Grouped engines build design matrices internally (safely handling factors/splines) and retain original formulas for the final `gamlss` refit.

## SelectBoost integrations: c0 grids, autoboost, and fastboost

The SelectBoost wrappers expose correlation-aware grouping and automated c0 choice.

```{r, cache=TRUE, eval=LOCAL}
grid_obj <- sb_gamlss_c0_grid(
  y ~ 1,
  data = dat,
  family = gamlss.dist::NO(),
  mu_scope = ~ x1 + x2 + x3,
  sigma_scope = ~ x1 + x2,
  c0_grid = seq(0.2, 0.8, by = 0.2),
  B = 30,
  pi_thr = 0.6,
  pre_standardize = TRUE,
  trace = FALSE,
  progress = TRUE
)
plot(grid_obj)
confidence_table(grid_obj)

auto_obj <- autoboost_gamlss(
  y ~ 1,
  data = dat,
  family = gamlss.dist::NO(),
  mu_scope = ~ x1 + x2 + x3,
  sigma_scope = ~ x1 + x2,
  c0_grid = seq(0.2, 0.8, by = 0.2),
  B = 30,
  pi_thr = 0.6,
  pre_standardize = TRUE,
  trace = FALSE
)
attr(auto_obj, "chosen_c0")

fast_obj <- fastboost_gamlss(
  y ~ 1,
  data = dat,
  family = gamlss.dist::NO(),
  mu_scope = ~ x1 + x2 + x3,
  sigma_scope = ~ x1 + x2,
  B = 30,
  sample_fraction = 0.6,
  pi_thr = 0.6,
  pre_standardize = TRUE,
  trace = FALSE
)
plot_sb_gamlss(fast_obj)
```

Use `progress = TRUE` on any of these helpers to monitor grid/config iteration.

## Confidence summaries and effect diagnostics

`confidence_functionals()` collapses stability curves across the c0 grid into scalar summaries (AUSC, coverage, quantiles, weighted, conservative). The output ranks terms and integrates seamlessly with `plot()` and `plot_stability_curves()`.

```{r, cache=TRUE, eval=LOCAL}
cf <- confidence_functionals(
  grid_obj,
  pi_thr = 0.6,
  q = c(0.5, 0.8, 0.9),
  conservative = TRUE,
  B = 30
)
head(cf)
plot(cf, top = 8)
plot_stability_curves(grid_obj, terms = c("x1", "x3"), parameter = "mu")
```

For model interpretation, pair the stability summaries with partial-effect diagnostics via `effect_plot()` (see the quick-start example above) or use `selection_table()` to inspect the final refit.

## Tuning engines and penalties

`tune_sb_gamlss()` evaluates different engine/penalty configurations using either stability or deviance metrics (with optional K-fold CV).

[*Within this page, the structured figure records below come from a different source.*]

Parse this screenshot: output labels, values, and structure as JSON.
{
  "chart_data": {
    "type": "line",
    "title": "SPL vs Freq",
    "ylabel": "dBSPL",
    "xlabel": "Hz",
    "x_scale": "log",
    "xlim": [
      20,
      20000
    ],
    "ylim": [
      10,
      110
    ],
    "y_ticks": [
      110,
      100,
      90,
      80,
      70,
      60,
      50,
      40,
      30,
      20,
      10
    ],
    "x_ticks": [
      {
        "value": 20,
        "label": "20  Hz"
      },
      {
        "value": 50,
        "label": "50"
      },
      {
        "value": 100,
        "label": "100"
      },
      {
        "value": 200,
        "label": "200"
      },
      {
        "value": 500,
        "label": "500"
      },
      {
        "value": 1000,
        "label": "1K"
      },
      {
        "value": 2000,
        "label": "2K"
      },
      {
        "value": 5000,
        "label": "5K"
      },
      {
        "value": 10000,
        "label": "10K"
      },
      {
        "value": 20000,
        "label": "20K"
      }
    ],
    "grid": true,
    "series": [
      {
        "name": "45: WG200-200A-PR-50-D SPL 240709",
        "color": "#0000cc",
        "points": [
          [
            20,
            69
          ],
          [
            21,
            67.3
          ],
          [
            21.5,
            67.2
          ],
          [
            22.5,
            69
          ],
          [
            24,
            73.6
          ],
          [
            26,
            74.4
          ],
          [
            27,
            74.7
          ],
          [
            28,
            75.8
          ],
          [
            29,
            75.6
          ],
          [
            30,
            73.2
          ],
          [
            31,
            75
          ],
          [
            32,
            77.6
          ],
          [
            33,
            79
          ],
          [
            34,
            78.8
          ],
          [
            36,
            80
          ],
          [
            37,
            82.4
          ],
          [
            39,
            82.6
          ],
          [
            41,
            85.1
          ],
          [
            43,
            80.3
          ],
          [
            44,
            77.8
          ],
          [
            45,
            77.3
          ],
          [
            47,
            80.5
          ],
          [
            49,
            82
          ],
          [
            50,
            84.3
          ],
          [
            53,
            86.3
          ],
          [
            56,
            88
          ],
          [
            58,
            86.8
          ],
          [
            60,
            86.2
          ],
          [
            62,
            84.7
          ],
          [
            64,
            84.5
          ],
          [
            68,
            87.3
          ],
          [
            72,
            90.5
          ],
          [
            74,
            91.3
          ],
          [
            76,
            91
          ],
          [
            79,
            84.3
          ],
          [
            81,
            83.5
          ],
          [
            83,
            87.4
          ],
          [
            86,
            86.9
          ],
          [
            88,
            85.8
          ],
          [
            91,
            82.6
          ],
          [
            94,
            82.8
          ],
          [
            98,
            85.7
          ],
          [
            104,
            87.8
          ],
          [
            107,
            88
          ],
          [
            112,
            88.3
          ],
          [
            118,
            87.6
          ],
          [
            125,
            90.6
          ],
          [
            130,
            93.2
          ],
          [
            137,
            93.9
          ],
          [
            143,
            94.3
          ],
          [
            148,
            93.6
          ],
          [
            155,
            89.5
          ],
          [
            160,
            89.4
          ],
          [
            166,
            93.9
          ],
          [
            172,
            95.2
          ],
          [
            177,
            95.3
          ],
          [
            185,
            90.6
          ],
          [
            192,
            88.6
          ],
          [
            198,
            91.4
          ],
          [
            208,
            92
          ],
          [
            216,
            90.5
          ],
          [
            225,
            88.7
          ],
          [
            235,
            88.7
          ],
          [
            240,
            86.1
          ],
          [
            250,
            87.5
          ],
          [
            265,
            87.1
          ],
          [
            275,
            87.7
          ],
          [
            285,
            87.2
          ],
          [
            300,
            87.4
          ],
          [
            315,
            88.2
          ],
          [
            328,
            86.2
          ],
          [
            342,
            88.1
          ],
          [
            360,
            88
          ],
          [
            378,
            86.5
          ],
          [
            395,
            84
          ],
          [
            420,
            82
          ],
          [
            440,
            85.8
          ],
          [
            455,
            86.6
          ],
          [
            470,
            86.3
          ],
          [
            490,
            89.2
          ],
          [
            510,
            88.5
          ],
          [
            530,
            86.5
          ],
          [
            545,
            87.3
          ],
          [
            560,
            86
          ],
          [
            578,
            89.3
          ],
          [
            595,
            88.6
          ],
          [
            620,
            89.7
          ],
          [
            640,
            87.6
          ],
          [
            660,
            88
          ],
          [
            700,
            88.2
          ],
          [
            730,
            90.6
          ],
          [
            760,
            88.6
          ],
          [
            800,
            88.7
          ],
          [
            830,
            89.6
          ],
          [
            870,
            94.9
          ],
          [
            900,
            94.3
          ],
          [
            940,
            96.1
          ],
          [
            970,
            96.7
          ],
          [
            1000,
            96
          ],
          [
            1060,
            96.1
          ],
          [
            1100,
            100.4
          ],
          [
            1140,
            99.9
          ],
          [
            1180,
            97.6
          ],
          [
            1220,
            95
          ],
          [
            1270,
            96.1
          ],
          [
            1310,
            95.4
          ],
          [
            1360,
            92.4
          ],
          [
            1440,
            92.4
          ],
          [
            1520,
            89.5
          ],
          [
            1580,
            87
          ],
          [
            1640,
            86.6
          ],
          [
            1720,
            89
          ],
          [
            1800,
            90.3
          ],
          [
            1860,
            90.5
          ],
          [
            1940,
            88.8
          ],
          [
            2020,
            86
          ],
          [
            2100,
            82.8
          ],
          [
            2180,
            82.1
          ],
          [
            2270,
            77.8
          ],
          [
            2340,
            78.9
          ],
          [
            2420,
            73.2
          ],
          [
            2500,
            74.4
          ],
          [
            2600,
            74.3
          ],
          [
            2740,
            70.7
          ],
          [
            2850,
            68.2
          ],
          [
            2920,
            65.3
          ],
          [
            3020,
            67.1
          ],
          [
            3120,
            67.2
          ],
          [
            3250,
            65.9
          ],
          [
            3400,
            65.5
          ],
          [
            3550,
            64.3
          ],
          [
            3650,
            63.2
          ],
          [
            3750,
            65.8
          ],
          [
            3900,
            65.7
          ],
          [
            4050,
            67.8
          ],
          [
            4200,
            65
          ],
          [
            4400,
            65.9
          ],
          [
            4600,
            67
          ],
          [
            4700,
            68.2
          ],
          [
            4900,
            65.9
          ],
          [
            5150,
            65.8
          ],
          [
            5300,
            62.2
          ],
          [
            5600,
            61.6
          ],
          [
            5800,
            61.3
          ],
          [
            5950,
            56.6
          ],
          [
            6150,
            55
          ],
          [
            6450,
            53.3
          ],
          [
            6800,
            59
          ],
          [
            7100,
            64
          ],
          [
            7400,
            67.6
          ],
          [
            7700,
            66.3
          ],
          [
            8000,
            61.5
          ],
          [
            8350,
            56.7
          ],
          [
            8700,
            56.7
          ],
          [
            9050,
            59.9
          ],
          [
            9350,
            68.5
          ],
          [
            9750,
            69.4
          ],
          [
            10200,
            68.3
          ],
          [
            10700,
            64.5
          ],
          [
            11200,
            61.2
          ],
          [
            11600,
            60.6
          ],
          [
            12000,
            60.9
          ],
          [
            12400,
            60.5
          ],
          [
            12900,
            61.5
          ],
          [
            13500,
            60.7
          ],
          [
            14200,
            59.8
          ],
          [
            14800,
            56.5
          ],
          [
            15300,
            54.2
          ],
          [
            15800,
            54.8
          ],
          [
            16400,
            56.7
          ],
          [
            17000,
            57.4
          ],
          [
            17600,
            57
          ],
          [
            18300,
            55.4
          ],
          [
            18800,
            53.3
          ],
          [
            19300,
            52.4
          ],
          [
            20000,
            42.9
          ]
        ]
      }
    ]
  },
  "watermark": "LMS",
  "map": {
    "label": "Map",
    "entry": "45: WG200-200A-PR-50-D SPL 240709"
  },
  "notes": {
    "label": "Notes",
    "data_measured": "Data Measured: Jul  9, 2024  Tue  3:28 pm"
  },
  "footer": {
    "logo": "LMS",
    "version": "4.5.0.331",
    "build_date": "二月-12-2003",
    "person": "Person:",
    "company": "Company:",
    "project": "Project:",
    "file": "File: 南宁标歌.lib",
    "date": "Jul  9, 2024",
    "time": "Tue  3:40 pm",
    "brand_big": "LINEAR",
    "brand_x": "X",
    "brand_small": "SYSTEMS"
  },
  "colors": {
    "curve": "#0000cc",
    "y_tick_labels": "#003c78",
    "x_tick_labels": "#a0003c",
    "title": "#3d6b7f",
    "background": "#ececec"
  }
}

Supply a list of configurations and a shared baseline of arguments.

```{r, cache=TRUE, eval=LOCAL}
configs <- list(
  list(engine = "stepGAIC"),
  list(engine = "glmnet", glmnet_alpha = 1),
  list(engine = "grpreg", grpreg_penalty = "grLasso", engine_sigma = "sgl", sgl_alpha = 0.8)
)
baseline <- list(
  formula = y ~ 1,
  data = dat2,
  family = gamlss.dist::NO(),
  mu_scope = ~ f + x1 + pb(x2) + x3 + x1:f,
  sigma_scope = ~ f + x1 + pb(x2),
  pi_thr = 0.6,
  pre_standardize = TRUE,
  sample_fraction = 0.7,
  trace = FALSE,
  parallel = "auto"
)
tuned <- tune_sb_gamlss(configs, base_args = baseline, B_small = 25, metric = "stability", progress = TRUE)
tuned$best_config
```

Switch `metric = "deviance"` and set `K` to engage fast deviance CV with the optimized density routes.

## Fast deviance utilities and diagnostics

Deviance-based tuning reuses `loglik_gamlss_newdata_fast()` under the hood. Use `fast_vs_generic_ll()` to benchmark the speedup relative to the generic density evaluator, and `check_fast_vs_generic()` to verify numerical agreement (with per-family tolerances).

```{r eval=FALSE}
# Example: compare deviance routes on a fitted model
fit_ga <- gamlss::gamlss(y ~ x1 + x2, sigma.formula = ~ x1, data = dat, family = gamlss.dist::NO())
fast_vs_generic_ll(fit_ga, newdata = dat, reps = 30)
check_fast_vs_generic(fit_ga, newdata = dat, tol = 1e-6)
```

See the dedicated fast-deviance vignettes for expanded results across many `gamlss.dist` families.

## Parallel bootstraps, progress, and long tests

All bootstrap helpers accept `parallel = "auto"` to leverage **future.apply** (or any plan you set via `future::plan()`). Progress bars are enabled via `progress = TRUE` on `sb_gamlss()`, grid/autoboost helpers, and `tune_sb_gamlss()`.

```{r eval=FALSE}
future::plan(multisession, workers = 4)
fit_parallel <- sb_gamlss(
  y ~ 1,
  mu_scope = ~ x1 + x2 + x3,
  sigma_scope = ~ x1 + x2,
  family = gamlss.dist::NO(),
  data = dat,
  B = 200,
  pi_thr = 0.6,
  pre_standardize = TRUE,
  parallel = "auto",
  progress = TRUE,
  trace = FALSE
)
```

To opt into the full suite of equality/benchmark tests locally, set `options(SelectBoost.gamlss.run_long_tests = TRUE)` or `Sys.setenv(RUN_LONG_TESTS = "true")` before running `devtools::test()`.